Now Gordon turned again to the window. "Her name was Lianna. She was a princess of Fomalhaut Kingdom. She and Zarth Arn were betrothed... a matter of state, you understand, and it wasn't supposed to be anything more. Zarth Arn already had a morganatic wife, but I, Gordon, in Zarth Arn's body-I fell in love with Lianna."

"Did she return your feeling?"

"Yes, it was the end of the world for me when I had to leave her and come back here to my own world, my own time... And here's what makes it so difficult, Doctor. I'd given up hope of ever seeing her again, and then it seemed to me that she spoke to me one night, telepathically, across time, and told me that Zarth Arn believed he could find a way to bring me through physically, in my own body..." His voice trailed off again and his shoulders sagged. "How insane that dream sounds when I tell it. But it made this dreary life worth living for a long while, just the hope, knowing that someday I might go back. And of course nothing ever happened. And now I don't know whether anything ever did happen, really."
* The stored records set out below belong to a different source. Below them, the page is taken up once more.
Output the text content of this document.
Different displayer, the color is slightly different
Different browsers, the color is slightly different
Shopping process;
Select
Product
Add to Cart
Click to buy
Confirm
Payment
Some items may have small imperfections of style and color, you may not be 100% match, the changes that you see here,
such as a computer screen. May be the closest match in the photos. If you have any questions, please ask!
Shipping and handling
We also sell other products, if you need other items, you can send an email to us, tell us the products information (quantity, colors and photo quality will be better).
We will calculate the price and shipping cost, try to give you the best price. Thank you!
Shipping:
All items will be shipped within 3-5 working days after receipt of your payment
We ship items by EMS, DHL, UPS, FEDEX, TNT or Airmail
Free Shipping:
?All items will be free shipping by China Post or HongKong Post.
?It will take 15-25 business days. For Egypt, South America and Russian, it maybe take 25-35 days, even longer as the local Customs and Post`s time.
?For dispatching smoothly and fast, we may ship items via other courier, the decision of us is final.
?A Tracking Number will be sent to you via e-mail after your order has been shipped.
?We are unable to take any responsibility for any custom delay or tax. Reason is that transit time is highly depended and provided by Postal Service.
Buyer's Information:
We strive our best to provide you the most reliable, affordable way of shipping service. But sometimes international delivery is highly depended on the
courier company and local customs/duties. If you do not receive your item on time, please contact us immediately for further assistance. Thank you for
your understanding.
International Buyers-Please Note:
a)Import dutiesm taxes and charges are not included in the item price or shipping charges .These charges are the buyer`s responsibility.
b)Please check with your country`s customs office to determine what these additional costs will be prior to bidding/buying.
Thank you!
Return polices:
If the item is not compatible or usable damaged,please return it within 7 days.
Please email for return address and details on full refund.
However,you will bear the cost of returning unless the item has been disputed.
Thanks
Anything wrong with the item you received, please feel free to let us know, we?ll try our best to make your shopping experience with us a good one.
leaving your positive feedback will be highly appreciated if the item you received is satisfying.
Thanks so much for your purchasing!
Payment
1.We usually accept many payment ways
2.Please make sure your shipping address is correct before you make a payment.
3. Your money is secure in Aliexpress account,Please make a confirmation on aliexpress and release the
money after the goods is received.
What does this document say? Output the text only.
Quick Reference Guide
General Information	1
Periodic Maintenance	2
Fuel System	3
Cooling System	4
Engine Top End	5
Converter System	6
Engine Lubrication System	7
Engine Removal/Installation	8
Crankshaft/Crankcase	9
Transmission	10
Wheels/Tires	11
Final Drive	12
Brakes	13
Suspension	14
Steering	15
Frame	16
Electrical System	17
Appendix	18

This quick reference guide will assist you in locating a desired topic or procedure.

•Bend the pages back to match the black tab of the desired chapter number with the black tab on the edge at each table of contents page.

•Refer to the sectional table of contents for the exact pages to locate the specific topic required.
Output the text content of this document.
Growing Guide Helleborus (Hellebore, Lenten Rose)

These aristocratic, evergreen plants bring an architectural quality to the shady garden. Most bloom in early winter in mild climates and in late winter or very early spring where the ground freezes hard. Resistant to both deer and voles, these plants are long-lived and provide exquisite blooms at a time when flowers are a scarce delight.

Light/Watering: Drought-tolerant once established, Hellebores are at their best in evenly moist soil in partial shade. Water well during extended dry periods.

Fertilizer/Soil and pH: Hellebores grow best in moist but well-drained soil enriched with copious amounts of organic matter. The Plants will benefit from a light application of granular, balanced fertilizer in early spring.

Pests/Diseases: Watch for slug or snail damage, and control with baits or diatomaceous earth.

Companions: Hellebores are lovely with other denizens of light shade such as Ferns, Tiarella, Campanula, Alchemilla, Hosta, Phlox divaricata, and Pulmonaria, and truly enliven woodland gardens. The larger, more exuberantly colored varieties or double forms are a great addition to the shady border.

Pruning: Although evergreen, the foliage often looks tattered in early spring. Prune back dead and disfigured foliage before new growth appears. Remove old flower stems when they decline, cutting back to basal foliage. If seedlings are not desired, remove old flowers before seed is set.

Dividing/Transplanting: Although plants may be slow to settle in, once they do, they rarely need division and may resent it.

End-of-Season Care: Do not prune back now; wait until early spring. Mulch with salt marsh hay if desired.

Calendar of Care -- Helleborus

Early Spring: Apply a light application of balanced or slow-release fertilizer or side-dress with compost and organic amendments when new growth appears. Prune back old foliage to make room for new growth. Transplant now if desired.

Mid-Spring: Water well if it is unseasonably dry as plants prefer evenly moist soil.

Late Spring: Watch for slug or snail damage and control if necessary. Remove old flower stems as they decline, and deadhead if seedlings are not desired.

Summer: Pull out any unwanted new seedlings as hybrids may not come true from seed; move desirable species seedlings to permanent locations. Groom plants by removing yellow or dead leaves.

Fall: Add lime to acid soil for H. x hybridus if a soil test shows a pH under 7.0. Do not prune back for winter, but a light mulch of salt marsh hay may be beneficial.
He walked back to the chair and sat down, feeling strangely exhausted and empty.

"I've never told this to anyone before. Now that I have, it's like... it's as though I'd killed something, or killed part of myself. But I can't go on living between two worlds. If that world of the future was hallucination, and this one is reality, the only reality, then I've got to accept it."

He sat, brooding. Now it was Keogh's turn to rise and move about. He turned to glance at Gordon a time or two, as though he were having difficulty finding a point of attack. Then he made up his mind.

"Well," he said briskly, "let us look at the available evidence." He glanced at some scribbled notes on his desk. "You say that your mind was drawn across time, into the body of another man."

"That's right. Zarth Arn was a scientist as well as a noble. He had perfected the method and the equipment. The exchange was effected from his laboratory."

"Very well. Now what happened to your own body, here in the present day on Earth, while your mind was absent from it?"